As I Lived the Utopian Dream…. A Gift from an Elder Sister

She turned seventeen last year, a figure of prime importance to my younger sister as this meant she was just a year away from her much-awaited adulthood.

I knew I had to make it extra special for her, so I decided to take a three-week backpacking trip to the Himalayas, a trip which would graduate both of us to travelers. We both had nurtured the dream of backpacking in the Himalayas since a long time and Spiti had to be our first destination due to its arid and mountainous relief features.

Although, the initial leg of our journey was quite smooth, the real test of mettle began once we were exposed to the revolting Spitian conditions. Here, we were vulnerable to the might, the grandeur and the beauty of the vista. The humongous scale of the mountains made us feel as small as ants and gave us a thorough reality-check by teaching us the insignificance of our chase of hedonistic pleasures in our lives as we were engrossed in a greater reality then-our survival in the inhospitable, harsh conditions of Spiti.

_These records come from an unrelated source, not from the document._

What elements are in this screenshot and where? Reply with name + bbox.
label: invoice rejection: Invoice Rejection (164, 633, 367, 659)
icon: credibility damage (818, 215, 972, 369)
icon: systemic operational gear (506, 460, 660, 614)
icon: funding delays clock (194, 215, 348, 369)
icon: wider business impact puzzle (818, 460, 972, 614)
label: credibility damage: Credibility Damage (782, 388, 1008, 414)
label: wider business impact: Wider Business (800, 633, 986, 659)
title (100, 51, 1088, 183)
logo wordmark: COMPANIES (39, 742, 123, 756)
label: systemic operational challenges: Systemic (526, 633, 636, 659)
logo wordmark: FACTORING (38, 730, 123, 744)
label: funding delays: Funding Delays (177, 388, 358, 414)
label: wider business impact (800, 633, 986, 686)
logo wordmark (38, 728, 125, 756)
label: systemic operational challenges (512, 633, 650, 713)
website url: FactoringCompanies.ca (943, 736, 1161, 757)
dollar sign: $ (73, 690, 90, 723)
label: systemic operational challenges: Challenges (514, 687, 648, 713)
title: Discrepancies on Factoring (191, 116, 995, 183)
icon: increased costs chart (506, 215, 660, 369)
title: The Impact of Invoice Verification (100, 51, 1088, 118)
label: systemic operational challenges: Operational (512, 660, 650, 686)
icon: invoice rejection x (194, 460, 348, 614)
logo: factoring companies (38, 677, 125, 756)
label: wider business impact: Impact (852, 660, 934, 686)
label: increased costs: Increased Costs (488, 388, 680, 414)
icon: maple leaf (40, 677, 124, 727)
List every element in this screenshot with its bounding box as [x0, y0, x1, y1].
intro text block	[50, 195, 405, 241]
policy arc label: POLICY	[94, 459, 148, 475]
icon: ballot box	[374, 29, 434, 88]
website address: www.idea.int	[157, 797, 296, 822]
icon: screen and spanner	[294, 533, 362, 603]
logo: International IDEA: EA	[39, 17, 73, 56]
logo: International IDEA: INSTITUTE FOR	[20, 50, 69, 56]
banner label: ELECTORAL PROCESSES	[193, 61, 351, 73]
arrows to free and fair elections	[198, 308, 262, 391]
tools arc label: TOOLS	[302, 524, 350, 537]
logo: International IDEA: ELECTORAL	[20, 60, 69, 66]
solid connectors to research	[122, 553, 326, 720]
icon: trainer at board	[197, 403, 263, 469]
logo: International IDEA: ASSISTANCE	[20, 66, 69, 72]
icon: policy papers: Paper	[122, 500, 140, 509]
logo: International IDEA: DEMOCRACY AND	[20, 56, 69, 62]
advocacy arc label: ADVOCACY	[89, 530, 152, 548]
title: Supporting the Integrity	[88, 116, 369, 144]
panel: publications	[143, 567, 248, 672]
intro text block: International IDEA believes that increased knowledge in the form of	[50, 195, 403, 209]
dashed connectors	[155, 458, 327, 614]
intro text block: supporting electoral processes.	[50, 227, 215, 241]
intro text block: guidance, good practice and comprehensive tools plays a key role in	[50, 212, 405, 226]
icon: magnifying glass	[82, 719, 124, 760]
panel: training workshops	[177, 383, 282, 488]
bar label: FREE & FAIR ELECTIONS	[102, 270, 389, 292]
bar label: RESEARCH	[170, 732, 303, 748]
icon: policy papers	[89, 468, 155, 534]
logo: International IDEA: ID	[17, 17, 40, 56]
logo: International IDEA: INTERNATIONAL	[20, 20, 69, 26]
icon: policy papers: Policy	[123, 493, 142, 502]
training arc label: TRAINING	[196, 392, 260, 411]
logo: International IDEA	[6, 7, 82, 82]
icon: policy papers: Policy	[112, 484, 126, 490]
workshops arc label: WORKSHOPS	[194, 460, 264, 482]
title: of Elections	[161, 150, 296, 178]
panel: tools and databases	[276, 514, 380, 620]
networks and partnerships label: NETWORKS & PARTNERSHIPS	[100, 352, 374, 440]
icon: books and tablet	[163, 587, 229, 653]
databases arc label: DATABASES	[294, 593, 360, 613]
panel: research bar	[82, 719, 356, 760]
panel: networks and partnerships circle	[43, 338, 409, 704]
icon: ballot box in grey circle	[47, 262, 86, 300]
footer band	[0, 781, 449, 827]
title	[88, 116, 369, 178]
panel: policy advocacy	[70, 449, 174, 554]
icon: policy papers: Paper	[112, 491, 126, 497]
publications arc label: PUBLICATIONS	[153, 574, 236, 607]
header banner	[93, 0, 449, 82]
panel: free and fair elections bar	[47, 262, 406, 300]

As none of us are proficient earners, we traveled in an extremely skimpy budget. We would walk and trek for hours, skip meals and survive on a packet of Snickers – which we had packed before setting on our journey- and would change our itineraries everyday as our wallets lacked lustre.

The Spitian mountains took us to the primeval way of life as we struggled to find food, water, civilization and shelter in a scantily-populated region. Undoubtedly, this trip pushed us to the very limits of our abilities.

The trip to Spiti was one of introspection and reincarnation. The destinations were glorified by the impulsive changes in plans and the impromptu turn-of-events in our journeys at the very last minute.

Being novice travelers, we did have our fair share of immature decisions taken at the heat and the passion of the moment only to realize the scale of our fault later, including a 26 km-long walk from Komic to Kaza. The walk had almost drained the life out of us due to thirst, hunger and a possible vulture and eagle attack. But what we achieved was a deeper insight into Nature as we walked in the midst of the haven of the fauna of Spiti – spotting Himalayan Blue Sheep, Himalayan Sheep Bharal and Mountain Goats dotting the landscapes – and learnt to follow the course of the trails left by the local shepherds.

Even the young fool in us was set free as we went berserk collecting fossils in Hikkim to be brought back as prized souvenirs, only to realize later in the walk about the added weight to the already 16 kg-heavy backpack.

Our journey did not end at Kaza that day, as we took the evening bus to reach Kibber, our next destination.

Spiti is a treasure-trove for travelers and to explore it with the closest person in your life can be ethereal.

Now when I look back at my trip, I often relate to the memory of a face that had the same expression of joy, of awe and of exhilaration as I had throughout my travel. The extraordinary nights I spent stargazing, the sublimity of the pristine Chandra Tal, the awe-inspiring grandeur of the mountains, the surrealism of the psychedelic vista, the beating sun, the bone-chilling cold, the mechanical toil of the climbs and the bruises suffered, the king-like feast after a two-day long hunger would not have been as enriching if I did not have someone to share these with.

As I lived the Utopian dream of living the life of a mountain-inhabitant for three-long weeks, I was swept over by a seventeen-year old braving the untamed mountains and venturing into the remotest of places of the country, only to emerge out stronger with every challenge.

One such evening in Komic while watching the changing hues of the setting sun paint the mountains, I was teary-eyed for I had perceived a divine bond with the Absolute. The person sitting next to me had her eyes fixed somewhere in the horizon, staring deep into the void, sobbing softly. We didn’t look at each other, neither did we say anything but I could hear the most beautiful words resounding in my sister’s silence.